Klar wird durch die Umfrage aber auch: DrAnsay.com selbst prüft nicht einmal die von ihm formell verlangten Fotos auf Vollständigkeit oder Richtigkeit, ehe ein Zertifikat ausgestellt wird: „Wir vertrauen unseren Nutzern. Dass Zertifikat ist nur gültig mit den dazugehörigen Fotos auf dem Handy. Damit verlagern wir die individuelle Prüfung auf die Kontrolleure.“

Mit seinem Angebot erreicht DrAnsay.com wohl besonders hartgesottene Nicht-Geimpfte. 45 Prozent seiner Nutzer wollen sich unter keinen Umständen gegen Corona impfen lassen – selbst bei einer Impfpflicht.
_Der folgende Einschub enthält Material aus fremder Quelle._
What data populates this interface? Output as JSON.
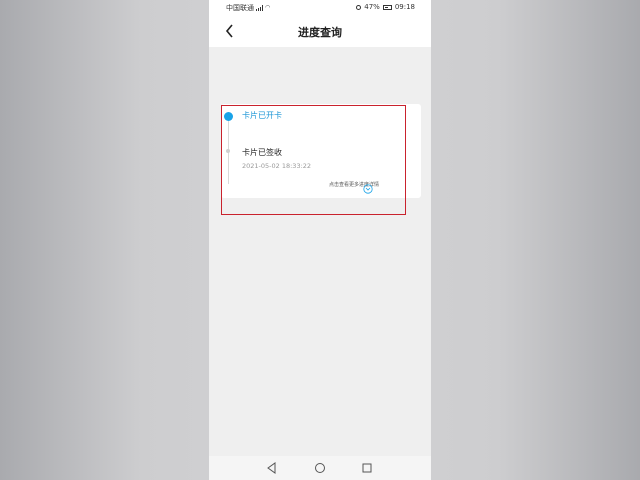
{
  "status_bar": {
    "carrier": "中国联通",
    "battery": "47%",
    "time": "09:18"
  },
  "nav": {
    "title": "进度查询"
  },
  "progress": {
    "steps": [
      {
        "label": "卡片已开卡",
        "time": ""
      },
      {
        "label": "卡片已签收",
        "time": "2021-05-02 18:33:22"
      }
    ],
    "more_link": "点击查看更多进度详情"
  },
  "colors": {
    "active": "#1aa3e8",
    "highlight": "#c9222d"
  },
  "icons": {
    "back": "chevron-left-icon",
    "expand": "circle-chevron-down-icon",
    "nav_back": "triangle-back-icon",
    "nav_home": "circle-home-icon",
    "nav_recent": "square-recent-icon"
  }
}
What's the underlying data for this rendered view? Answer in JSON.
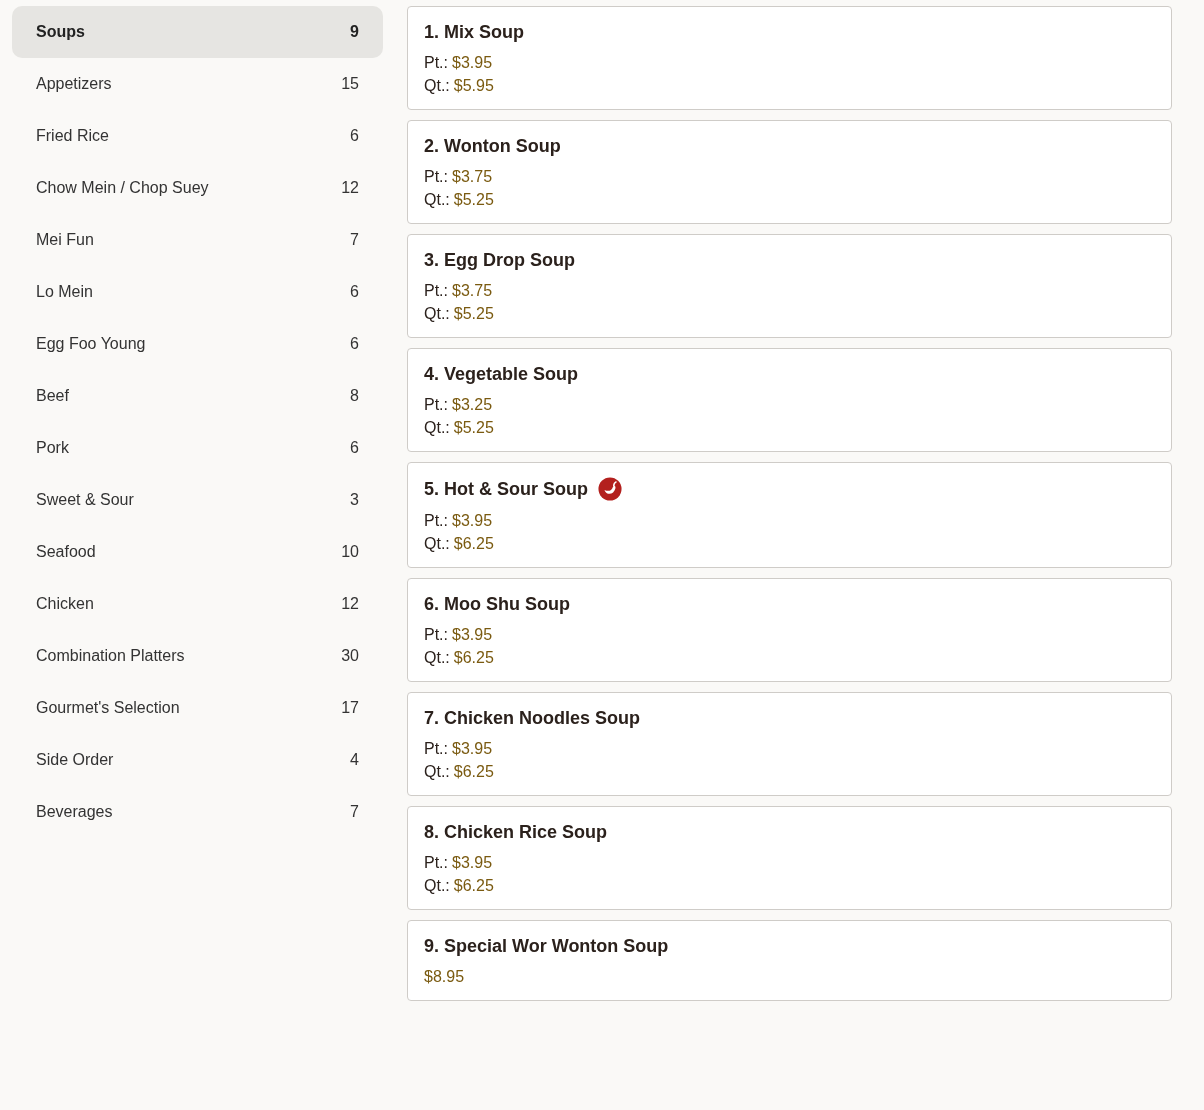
{
  "categories": [
    {
      "name": "Soups",
      "count": "9",
      "selected": true
    },
    {
      "name": "Appetizers",
      "count": "15",
      "selected": false
    },
    {
      "name": "Fried Rice",
      "count": "6",
      "selected": false
    },
    {
      "name": "Chow Mein / Chop Suey",
      "count": "12",
      "selected": false
    },
    {
      "name": "Mei Fun",
      "count": "7",
      "selected": false
    },
    {
      "name": "Lo Mein",
      "count": "6",
      "selected": false
    },
    {
      "name": "Egg Foo Young",
      "count": "6",
      "selected": false
    },
    {
      "name": "Beef",
      "count": "8",
      "selected": false
    },
    {
      "name": "Pork",
      "count": "6",
      "selected": false
    },
    {
      "name": "Sweet & Sour",
      "count": "3",
      "selected": false
    },
    {
      "name": "Seafood",
      "count": "10",
      "selected": false
    },
    {
      "name": "Chicken",
      "count": "12",
      "selected": false
    },
    {
      "name": "Combination Platters",
      "count": "30",
      "selected": false
    },
    {
      "name": "Gourmet's Selection",
      "count": "17",
      "selected": false
    },
    {
      "name": "Side Order",
      "count": "4",
      "selected": false
    },
    {
      "name": "Beverages",
      "count": "7",
      "selected": false
    }
  ],
  "items": [
    {
      "title": "1. Mix Soup",
      "spicy": false,
      "prices": [
        {
          "label": "Pt.:",
          "price": "$3.95"
        },
        {
          "label": "Qt.:",
          "price": "$5.95"
        }
      ]
    },
    {
      "title": "2. Wonton Soup",
      "spicy": false,
      "prices": [
        {
          "label": "Pt.:",
          "price": "$3.75"
        },
        {
          "label": "Qt.:",
          "price": "$5.25"
        }
      ]
    },
    {
      "title": "3. Egg Drop Soup",
      "spicy": false,
      "prices": [
        {
          "label": "Pt.:",
          "price": "$3.75"
        },
        {
          "label": "Qt.:",
          "price": "$5.25"
        }
      ]
    },
    {
      "title": "4. Vegetable Soup",
      "spicy": false,
      "prices": [
        {
          "label": "Pt.:",
          "price": "$3.25"
        },
        {
          "label": "Qt.:",
          "price": "$5.25"
        }
      ]
    },
    {
      "title": "5. Hot & Sour Soup",
      "spicy": true,
      "prices": [
        {
          "label": "Pt.:",
          "price": "$3.95"
        },
        {
          "label": "Qt.:",
          "price": "$6.25"
        }
      ]
    },
    {
      "title": "6. Moo Shu Soup",
      "spicy": false,
      "prices": [
        {
          "label": "Pt.:",
          "price": "$3.95"
        },
        {
          "label": "Qt.:",
          "price": "$6.25"
        }
      ]
    },
    {
      "title": "7. Chicken Noodles Soup",
      "spicy": false,
      "prices": [
        {
          "label": "Pt.:",
          "price": "$3.95"
        },
        {
          "label": "Qt.:",
          "price": "$6.25"
        }
      ]
    },
    {
      "title": "8. Chicken Rice Soup",
      "spicy": false,
      "prices": [
        {
          "label": "Pt.:",
          "price": "$3.95"
        },
        {
          "label": "Qt.:",
          "price": "$6.25"
        }
      ]
    },
    {
      "title": "9. Special Wor Wonton Soup",
      "spicy": false,
      "prices": [
        {
          "price": "$8.95"
        }
      ]
    }
  ]
}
Aber 25 Prozent der Kunden würde sich in den kommenden Monaten impfen lassen, wenn die bisherige Notfall-Zulassung nach Langzeitstudien in eine reguläre Zulassung umgewandelt würde oder ein herkömmlicher Totimpfstoff oder Novavax zugelassen würde. Immerhin zehn Prozent geben an, bereit zu sein, sich durch sachliche Argumente überzeugen zu lassen. Besonders häufig nutzen Menschen in Thüringen, Brandenburg und Mecklenburg-Vorpommern die umstrittene Dienstleistung.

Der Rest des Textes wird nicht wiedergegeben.